In the meantime, StarChart has been made much more useful for managing patient groups. It’s been linked to clinic scheduling and hospital admission systems and a messaging function has been added to streamline communication between members of the patient care team. This souped-up version is called StarPanel.
The combination of StarPanel and scanning removes paper-based processes from outpatient areas, paving the way for improved quality and efficiency. The project is called E3, as in electronic by 2003.
The immediate benefit is that doctors and nurses no longer need to request records and root through sheaves of paper to find patient information. E3’s eventual impact on patient care quality can’t be overstated, as the project sets the stage for automated clinical decision support, automated outcomes tracking, and greater standardization of practice.
E3 is projected to bring $1.7 million in labor savings this fiscal year, and, by paving the way for electronic documentation tools, the project will eventually save additional millions in transcription costs.
VMG has pledged that no staff will be laid off or forced to accept lesser paying jobs because of E3 work redesign. Staff who handle patient records will transfer to other positions. The Adult Primary Care Center was able to eliminate 3.9 filing positions; they’ve found that one person working a 30-hour week can handle all scanning and indexing for the center, which has around 25 attending physicians. The affected staff were promoted as patient services coordinators.
Every document is scanned and indexed to the patient record the same day it appears. In case of system failure, backup Web servers ensure electronic records are not lost. Currently having 14 major headings and 20 subheadings, the electronic record is organized along the lines of the traditional paper chart.
Clinics are scanning historical patient records as needed.

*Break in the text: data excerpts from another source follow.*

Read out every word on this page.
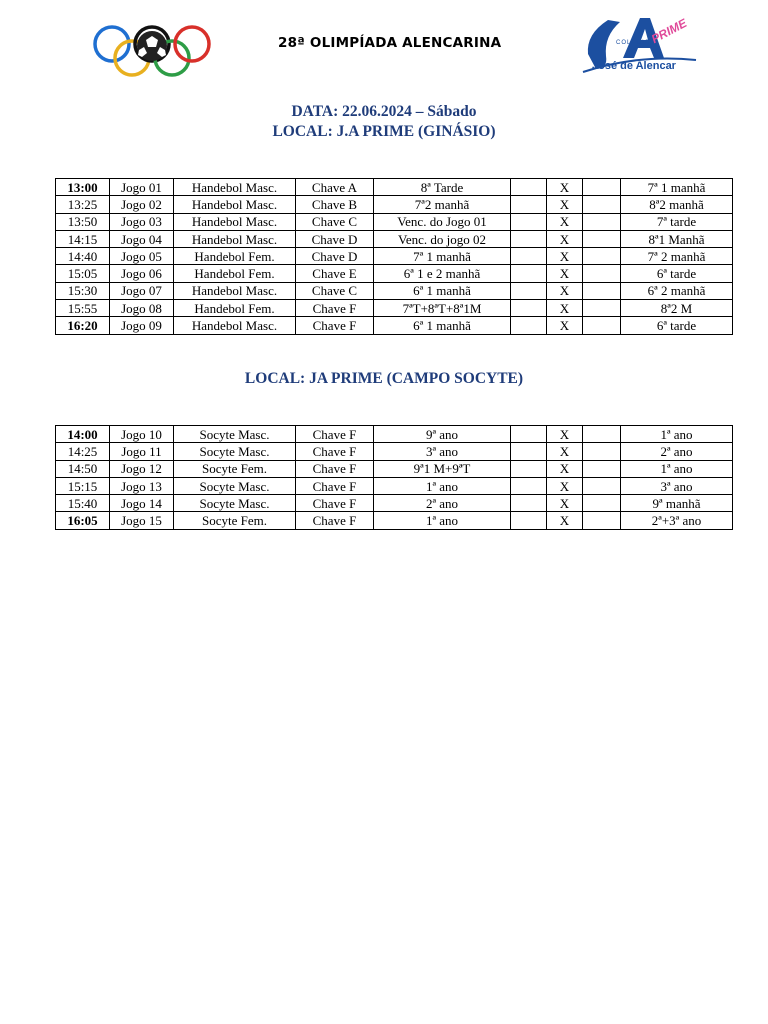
28ª OLIMPÍADA ALENCARINA	PRIME
COLÉGIO
José de Alencar
DATA: 22.06.2024 – Sábado
LOCAL: J.A PRIME (GINÁSIO)
13:00	Jogo 01	Handebol Masc.	Chave A	8ª Tarde		X		7ª 1 manhã
13:25	Jogo 02	Handebol Masc.	Chave B	7ª2 manhã		X		8ª2 manhã
13:50	Jogo 03	Handebol Masc.	Chave C	Venc. do Jogo 01		X		7ª tarde
14:15	Jogo 04	Handebol Masc.	Chave D	Venc. do jogo 02		X		8ª1 Manhã
14:40	Jogo 05	Handebol Fem.	Chave D	7ª 1 manhã		X		7ª 2 manhã
15:05	Jogo 06	Handebol Fem.	Chave E	6ª 1 e 2 manhã		X		6ª tarde
15:30	Jogo 07	Handebol Masc.	Chave C	6ª 1 manhã		X		6ª 2 manhã
15:55	Jogo 08	Handebol Fem.	Chave F	7ªT+8ªT+8ª1M		X		8ª2 M
16:20	Jogo 09	Handebol Masc.	Chave F	6ª 1 manhã		X		6ª tarde
LOCAL: JA PRIME (CAMPO SOCYTE)
14:00	Jogo 10	Socyte Masc.	Chave F	9ª ano		X		1ª ano
14:25	Jogo 11	Socyte Masc.	Chave F	3ª ano		X		2ª ano
14:50	Jogo 12	Socyte Fem.	Chave F	9ª1 M+9ªT		X		1ª ano
15:15	Jogo 13	Socyte Masc.	Chave F	1ª ano		X		3ª ano
15:40	Jogo 14	Socyte Masc.	Chave F	2ª ano		X		9ª manhã
16:05	Jogo 15	Socyte Fem.	Chave F	1ª ano		X		2ª+3ª ano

Pediatrics practices, for example, are choosing to go back to capture immunization and growth chart records from the start of care. Other clinics are pulling the paper chart prior to a patient’s visit, selectively scanning whatever might be needed for the future, then sending the paper file to long-term storage. Yet other clinics are bringing staff in over a few weekends to scan every record back to a certain date. It’s expected that all clinics will have purged paper records within six months to a year.

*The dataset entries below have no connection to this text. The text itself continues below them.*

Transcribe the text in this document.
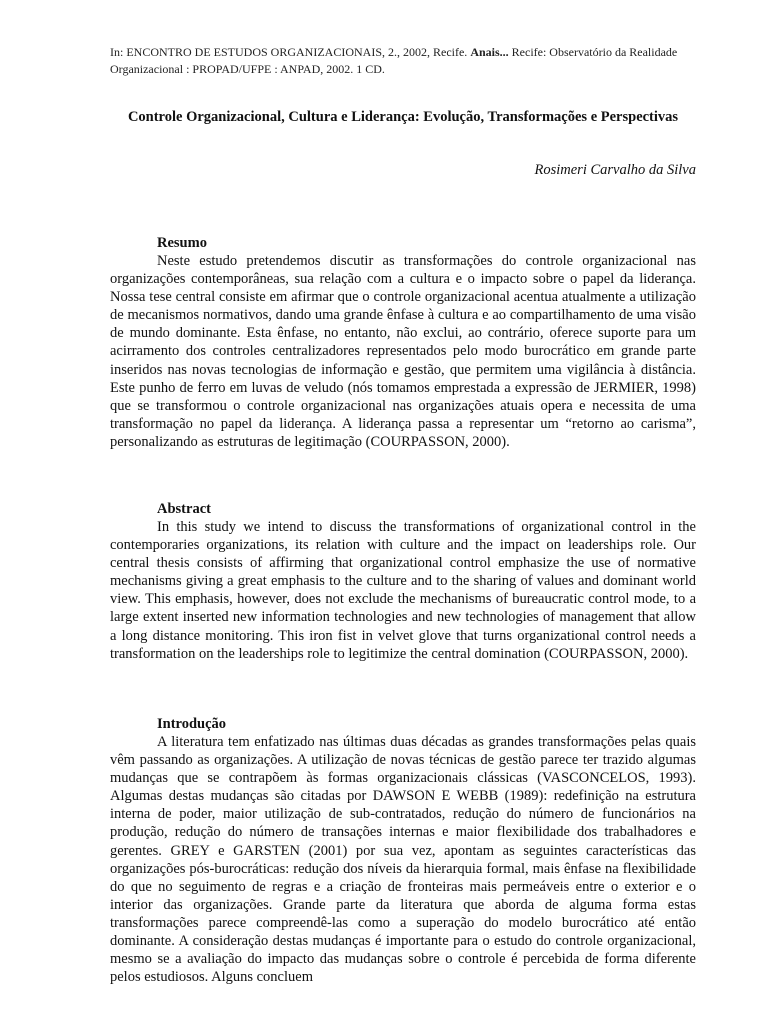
In: ENCONTRO DE ESTUDOS ORGANIZACIONAIS, 2., 2002, Recife. Anais... Recife: Observatório da Realidade Organizacional : PROPAD/UFPE : ANPAD, 2002. 1 CD.
Controle Organizacional, Cultura e Liderança: Evolução, Transformações e Perspectivas
Rosimeri Carvalho da Silva

Resumo

Neste estudo pretendemos discutir as transformações do controle organizacional nas organizações contemporâneas, sua relação com a cultura e o impacto sobre o papel da liderança. Nossa tese central consiste em afirmar que o controle organizacional acentua atualmente a utilização de mecanismos normativos, dando uma grande ênfase à cultura e ao compartilhamento de uma visão de mundo dominante. Esta ênfase, no entanto, não exclui, ao contrário, oferece suporte para um acirramento dos controles centralizadores representados pelo modo burocrático em grande parte inseridos nas novas tecnologias de informação e gestão, que permitem uma vigilância à distância. Este punho de ferro em luvas de veludo (nós tomamos emprestada a expressão de JERMIER, 1998) que se transformou o controle organizacional nas organizações atuais opera e necessita de uma transformação no papel da liderança. A liderança passa a representar um “retorno ao carisma”, personalizando as estruturas de legitimação (COURPASSON, 2000).

Abstract

In this study we intend to discuss the transformations of organizational control in the contemporaries organizations, its relation with culture and the impact on leaderships role. Our central thesis consists of affirming that organizational control emphasize the use of normative mechanisms giving a great emphasis to the culture and to the sharing of values and dominant world view. This emphasis, however, does not exclude the mechanisms of bureaucratic control mode, to a large extent inserted new information technologies and new technologies of management that allow a long distance monitoring. This iron fist in velvet glove that turns organizational control needs a transformation on the leaderships role to legitimize the central domination (COURPASSON, 2000).

Introdução

A literatura tem enfatizado nas últimas duas décadas as grandes transformações pelas quais vêm passando as organizações. A utilização de novas técnicas de gestão parece ter trazido algumas mudanças que se contrapõem às formas organizacionais clássicas (VASCONCELOS, 1993). Algumas destas mudanças são citadas por DAWSON E WEBB (1989): redefinição na estrutura interna de poder, maior utilização de sub-contratados, redução do número de funcionários na produção, redução do número de transações internas e maior flexibilidade dos trabalhadores e gerentes. GREY e GARSTEN (2001) por sua vez, apontam as seguintes características das organizações pós-burocráticas: redução dos níveis da hierarquia formal, mais ênfase na flexibilidade do que no seguimento de regras e a criação de fronteiras mais permeáveis entre o exterior e o interior das organizações. Grande parte da literatura que aborda de alguma forma estas transformações parece compreendê-las como a superação do modelo burocrático até então dominante. A consideração destas mudanças é importante para o estudo do controle organizacional, mesmo se a avaliação do impacto das mudanças sobre o controle é percebida de forma diferente pelos estudiosos. Alguns concluem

• Higher volume clinics use a scanner connected to a dedicated computer workstation. It takes less that two seconds to scan a page (scanners have loading trays and automatic feed) and images are automatically transferred to the clinic’s own indexing queue within two minutes. One person scans and indexes.

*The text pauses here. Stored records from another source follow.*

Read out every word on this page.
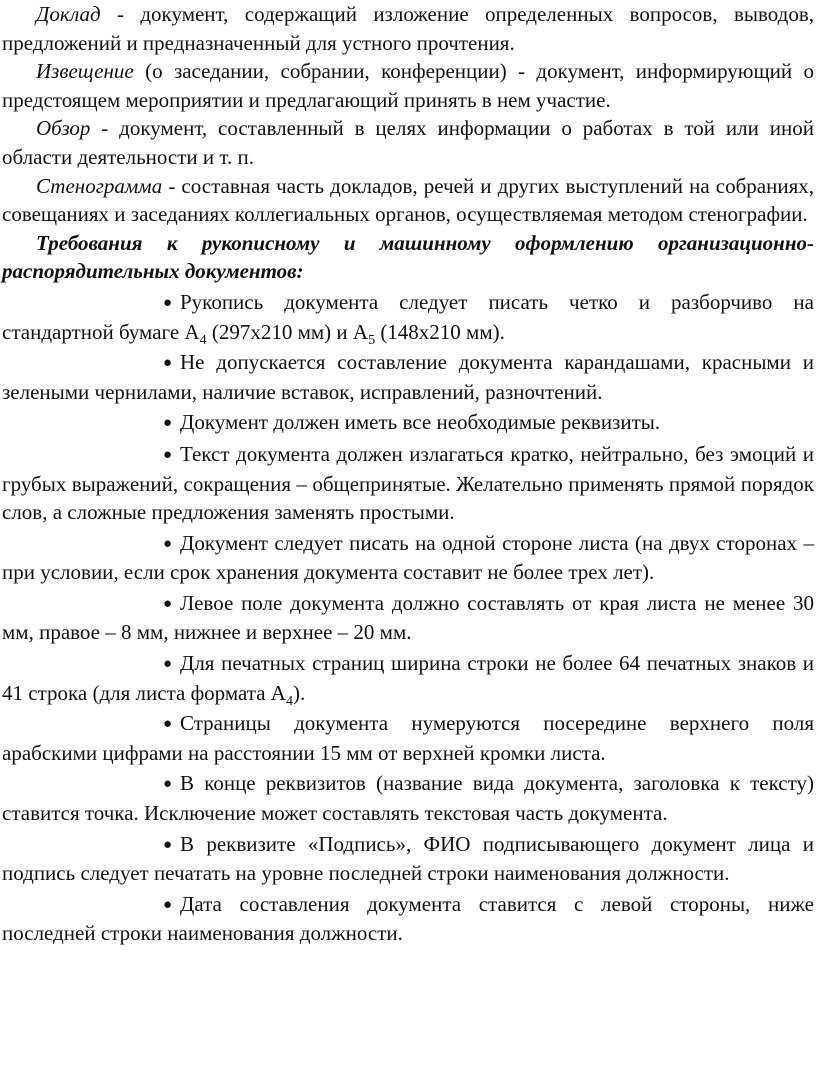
Доклад - документ, содержащий изложение определенных вопросов, выводов, предложений и предназначенный для устного прочтения.

Извещение (о заседании, собрании, конференции) - документ, информирующий о предстоящем мероприятии и предлагающий принять в нем участие.

Обзор - документ, составленный в целях информации о работах в той или иной области деятельности и т. п.

Стенограмма - составная часть докладов, речей и других выступлений на собраниях, совещаниях и заседаниях коллегиальных органов, осуществляемая методом стенографии.

Требования к рукописному и машинному оформлению организационно-распорядительных документов:

● Рукопись документа следует писать четко и разборчиво на стандартной бумаге $А_4$ (297х210 мм) и $А_5$ (148х210 мм).

● Не допускается составление документа карандашами, красными и зелеными чернилами, наличие вставок, исправлений, разночтений.

● Документ должен иметь все необходимые реквизиты.

● Текст документа должен излагаться кратко, нейтрально, без эмоций и грубых выражений, сокращения – общепринятые. Желательно применять прямой порядок слов, а сложные предложения заменять простыми.

● Документ следует писать на одной стороне листа (на двух сторонах – при условии, если срок хранения документа составит не более трех лет).

● Левое поле документа должно составлять от края листа не менее 30 мм, правое – 8 мм, нижнее и верхнее – 20 мм.

● Для печатных страниц ширина строки не более 64 печатных знаков и 41 строка (для листа формата $А_4$).

● Страницы документа нумеруются посередине верхнего поля арабскими цифрами на расстоянии 15 мм от верхней кромки листа.

● В конце реквизитов (название вида документа, заголовка к тексту) ставится точка. Исключение может составлять текстовая часть документа.

● В реквизите «Подпись», ФИО подписывающего документ лица и подпись следует печатать на уровне последней строки наименования должности.

● Дата составления документа ставится с левой стороны, ниже последней строки наименования должности.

• Lower volume clinics use a more economical solution, swapping out the lease of a normal copier for the lease of a network-capable copier/scanner. Just like scanners, the network copiers automatically forward images to the clinic’s document queue. Multiple staff scan images on the copier while a single staff member handles the indexing.
• The lowest volume clinics are faxing documents to their image queue.
It takes each clinic two to three weeks to implement scanning. Training is by members of the E3 project team, with medical information services providing quality assurance. Many clinics got started in November and December. Pediatrics and cancer will start in January, and orthopedics and dermatology are planned for February. A new job position is being set up for medical records indexing/scanning. In each clinic, a primary and a backup are trained for the job, with additional backup available from medical information services. If a clinic doesn’t have an available staff member, the job is assigned to medical information services.